The government is still analysing the financial bids submitted by SBI Caps and PNB Gilts for the rollout of FM radio phase II.

While the bids were submitted more than a month ago, the government is yet to take a decision on appointing a banker. Internal discussions are taking place within the information and broadcasting ministry on the way forward on the second phase of FM radio privatisation, according to industry sources.

Cost feasibility of appointing a merchant banker is one of the issues being looked at by the government, it is learnt. In the first round of privatisation, merchant bankers were not involved at all.

Around 110 FM radio frequencies will be thrown open for bidding in the second round. At present, 22 private FM stations are operational in the country.

On the policy front, the government is yet to firm up a view. But, bidding is likely for one-time entry fee. As for annual charges, it may be a fixed fee model, rather than revenue-sharing. The annual fee will be quite low, an industry source pointed out.

The fiasco in the first phase of FM radio privatisation prompted the government to opt for the merchant banker route for the next round.

Once the government formulates its recommendations on FM-phase 2, the Union Cabinet will take a call on the issue.

The Telecom Regulatory Authority of India (Trai) had recently reiterated its recommendations on all key issues related to the second phase of private FM radio.

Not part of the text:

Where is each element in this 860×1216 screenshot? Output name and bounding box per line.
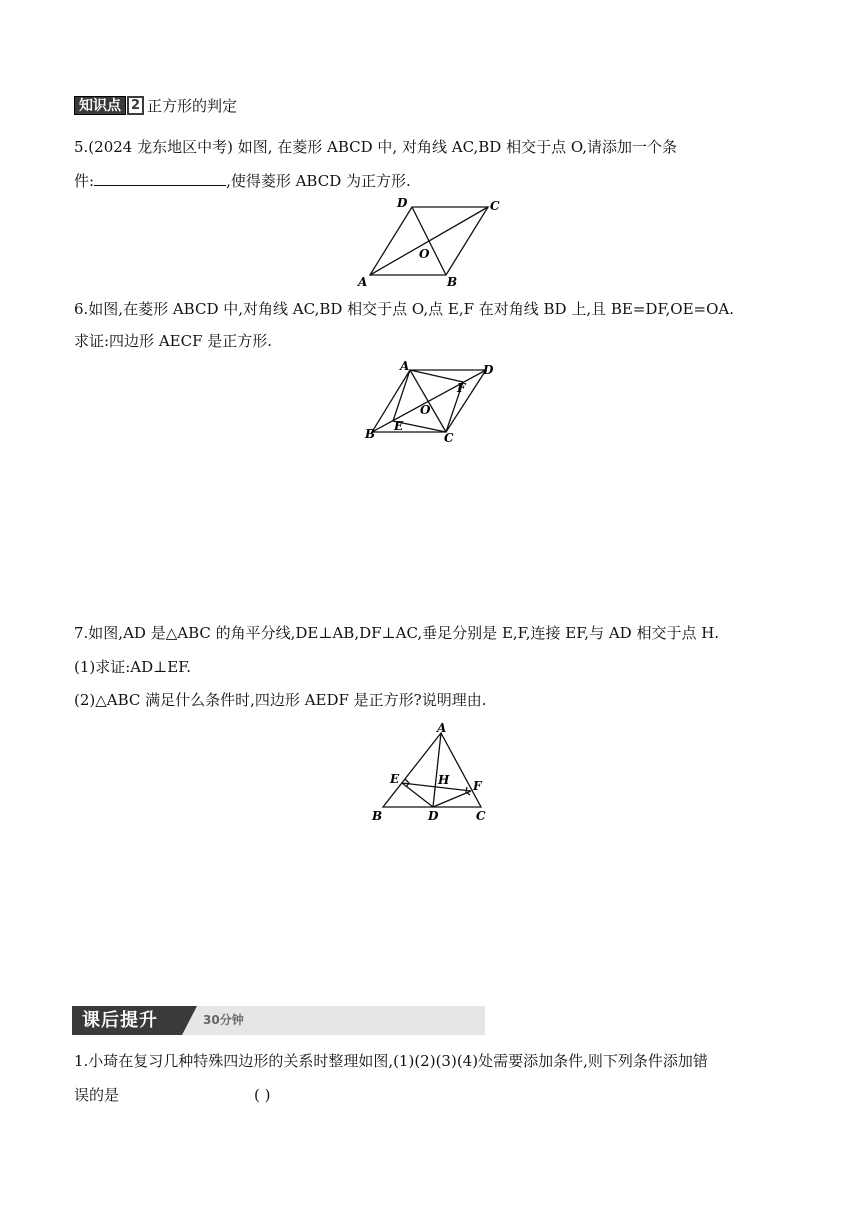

The regulator defended its stand on revenue-sharing, method of payment of fees, migration modalities, ownership pattern, allowing news, and networking in FM radio.

Countering the information and broadcasting (I&B) ministry observations, Trai has pointed out that an annual licence fee at 4% of gross revenue is justified. The objective of recommending a licence share of 4% of gross revenue is to bring down the burden of the industry, according to Trai.